At first I wasn’t sure I could trust my ears. That can’t be coming out of my mother, I thought. She is about as prim and proper as they come. She hails from the people of the WASP.
And as my sister says, WASPS don’t pass gas. They don’t have that plumbing. This is something she has entirely convinced her own children of—that women don’t fart at all. But I know better. I shared a room with her as a girl. And let me just say this—the wallpaper was peeling on her side.

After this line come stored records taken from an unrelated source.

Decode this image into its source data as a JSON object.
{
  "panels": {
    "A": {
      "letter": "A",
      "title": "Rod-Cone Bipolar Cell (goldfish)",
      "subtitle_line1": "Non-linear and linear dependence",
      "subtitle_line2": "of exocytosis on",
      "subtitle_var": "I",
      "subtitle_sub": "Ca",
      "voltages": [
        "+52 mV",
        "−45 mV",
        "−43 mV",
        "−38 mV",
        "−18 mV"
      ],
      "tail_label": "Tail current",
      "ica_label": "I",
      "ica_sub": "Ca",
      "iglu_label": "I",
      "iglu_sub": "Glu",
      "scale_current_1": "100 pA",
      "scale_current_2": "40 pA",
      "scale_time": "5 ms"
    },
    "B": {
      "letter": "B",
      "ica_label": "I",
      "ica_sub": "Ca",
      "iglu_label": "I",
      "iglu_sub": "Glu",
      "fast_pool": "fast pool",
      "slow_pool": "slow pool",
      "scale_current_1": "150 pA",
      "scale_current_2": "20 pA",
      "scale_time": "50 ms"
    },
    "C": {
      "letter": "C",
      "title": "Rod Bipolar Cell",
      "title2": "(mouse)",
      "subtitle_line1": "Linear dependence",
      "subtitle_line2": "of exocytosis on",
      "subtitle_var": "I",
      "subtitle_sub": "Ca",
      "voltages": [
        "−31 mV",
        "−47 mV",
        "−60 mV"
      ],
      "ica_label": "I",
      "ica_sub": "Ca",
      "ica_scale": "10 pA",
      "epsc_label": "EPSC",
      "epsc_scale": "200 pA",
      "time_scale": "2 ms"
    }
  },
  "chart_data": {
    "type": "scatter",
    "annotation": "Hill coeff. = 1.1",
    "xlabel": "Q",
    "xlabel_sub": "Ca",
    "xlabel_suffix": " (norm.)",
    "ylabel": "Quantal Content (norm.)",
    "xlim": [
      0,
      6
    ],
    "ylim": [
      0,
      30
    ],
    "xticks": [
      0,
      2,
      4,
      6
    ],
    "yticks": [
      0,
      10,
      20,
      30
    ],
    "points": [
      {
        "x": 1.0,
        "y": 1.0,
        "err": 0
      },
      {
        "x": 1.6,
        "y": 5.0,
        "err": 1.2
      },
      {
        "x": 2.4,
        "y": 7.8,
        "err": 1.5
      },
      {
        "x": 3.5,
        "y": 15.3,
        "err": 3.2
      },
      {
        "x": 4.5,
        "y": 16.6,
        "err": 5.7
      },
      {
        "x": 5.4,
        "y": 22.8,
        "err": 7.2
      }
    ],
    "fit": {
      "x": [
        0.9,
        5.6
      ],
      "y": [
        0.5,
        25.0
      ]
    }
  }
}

So it finally dawned on me. Older women worldwide were tooting away loudly, unconcerned, to the beat of their own internal combustion engines. Childbirth and age and gravity had given them a second wind, so to speak. But the most important part of this whole conspiracy, the thing that keeps a lid on it– is the mandatory poker face that follows. You have to make the other person believe they possibly heard something. If you cut the cheese, if you don’t own up, don’t move muscle or look anyone in the eye—then maybe it just never happened. It was something in the wind.
But when you really think about it…..so what? A little gas. Everyone does it. We are all ultimately all reduced to a giant mass of bodily functions in this world. Our bodies are mostly liquid anyway. Passing gas is really the giant equalizer.
Angelina Jolie does it. So do Sarah Palin and Tony Blair. Gandhi did it. Mother Teresa may have had a firmer pelvic floor without having given birth, but for Pete’s Sake, curry can do a number on the digestive track. Rock stars toot their own horns too. Bono and Bruce and the Nine-Inch Nails. Dan Fogelberg, Lady Gaga and Whitney Houston. Ozzy Osborne—heck—especially Ozzy Osbourne. Name a person. They have gas. They have to. What goes in must come out.
So if you cant fight ‘em, join ‘em. Pass a little gas; giggle a little, who cares. There are greater crimes. At a certain age we can simply rally around and embrace the fact that our bodies and our digestive systems are still working. Ain’t that something to toot about?